The new study, published in Global Change Biology and that has developed statistical models for the North Sea area, confirms the great importance of sea temperatures.
"Time series of zooplankton and sea surface temperature data have been included to determine the factor causing these patterns," Ignasi Montero-Serra, lead author of the study and researcher in the department of Ecology at the University of Barcelona, explains to SINC.
Bioindicators of the health of the sea
To demonstrate the consequences of the warming of the seas, the research team analysed 57,000 fish censuses from commercial fishing performed independently along the European continental shelf between 1965 and 2012, extracted from data provided by the International Council for the Exploration of the Sea (ICES).
The study, the first to be carried out on such a large time scale and area, allows for the dynamics of this species to be understood in relation to the rapid warming of the oceans that has been happening since the eighties.
The results reveal that sardines and other fish (with fast life cycles, planktonic larval stage and low habitat dependence) are highly vulnerable to changes in ocean temperature, and therefore represent "an exceptional bioindicator to measure the direction and speed of climate change expected in the near future", points out Montero-Serra.
Subtropicalisation of North Sea species
Due to the accelerated increase in temperature of the continental seas, sardines and anchovies (with a typically subtropical distribution) have increased their presence in the North Sea "even venturing into the Baltic Sea," confirms Montero-Serra, who adds that the species with a more northern distribution (like the herring and the sprat) have decreased their presence.

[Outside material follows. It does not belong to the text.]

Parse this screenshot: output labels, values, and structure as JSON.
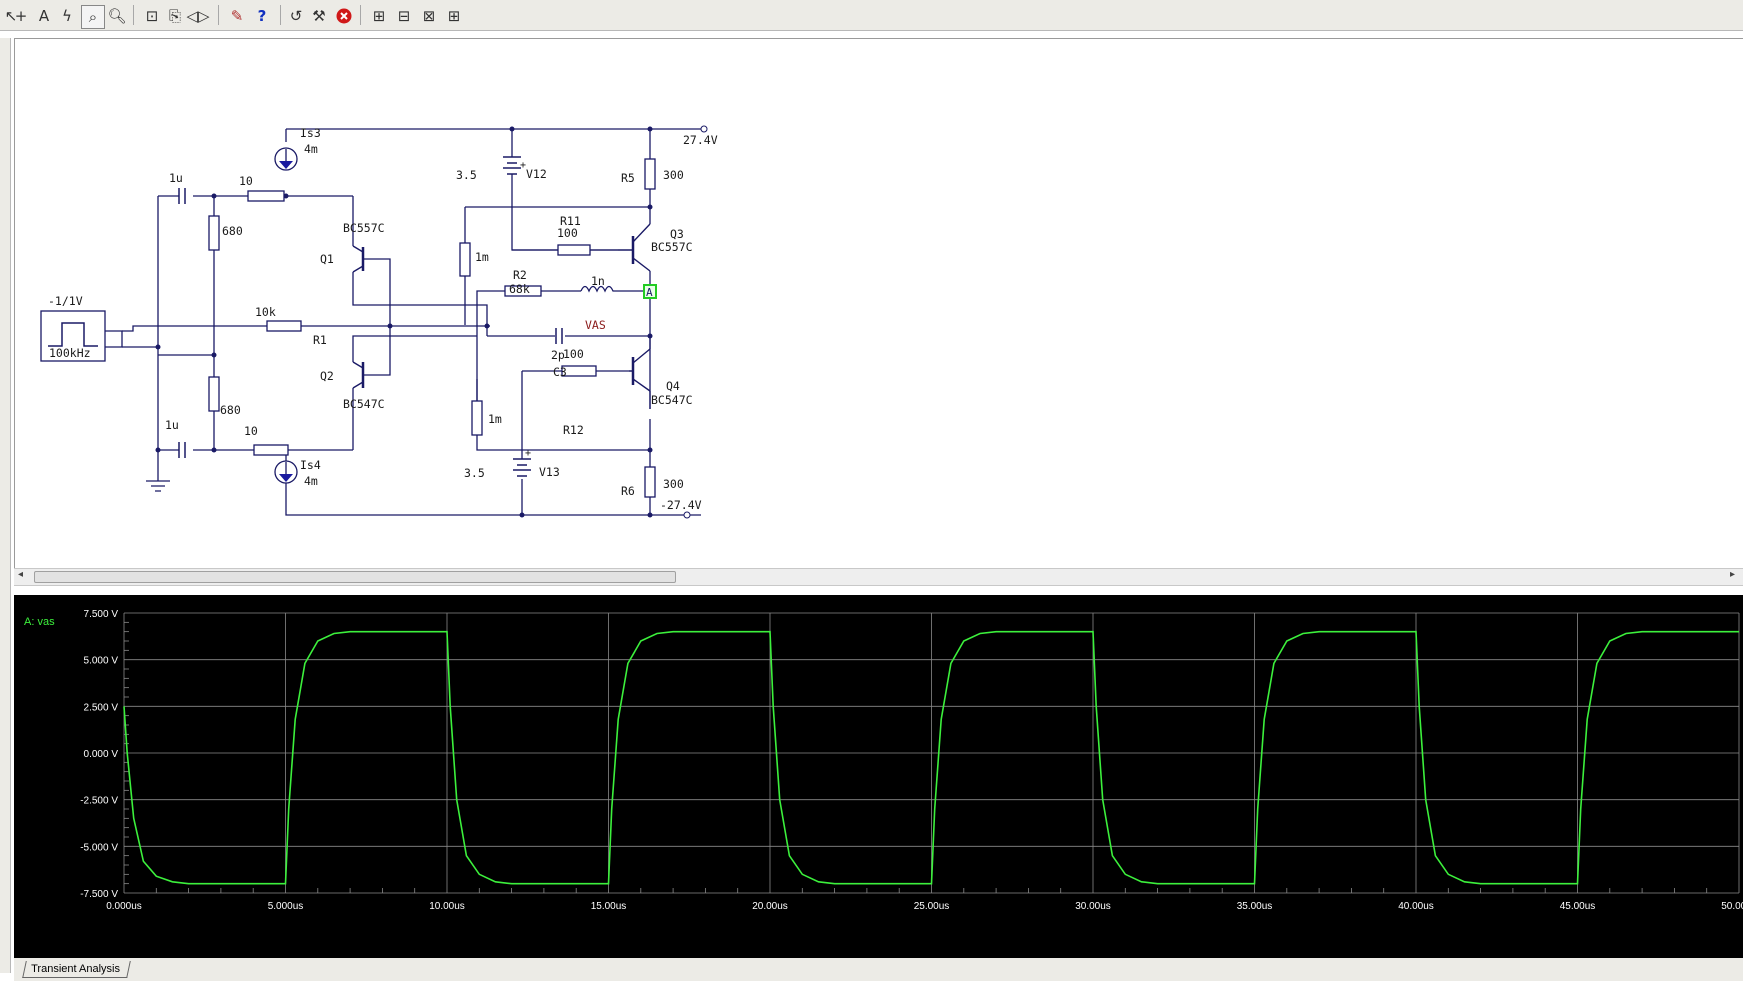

The analysis is therefore a clear sign that species in the North Sea and Baltic Sea are "becoming subtropical [...] where sardines, anchovies, mackerel and horse mackerel, more related to higher temperatures, have increased their presence," says the researcher.
This is due to the pelagic fish being highly dependent on environmental temperatures at different stages of their life cycle: from reproductive migrations and egg-laying, to development and survival of larvae.
According to researchers, the changes in such an important ecological group "will have an effect on the structure and functioning of the whole ecosystem".
The expert warns that coastal towns that are highly dependent on these fishery resources "must adapt to the new ecological contexts and the possible consequences of these changes", although they still do not know the scale of the socio-economic and ecological repercussions.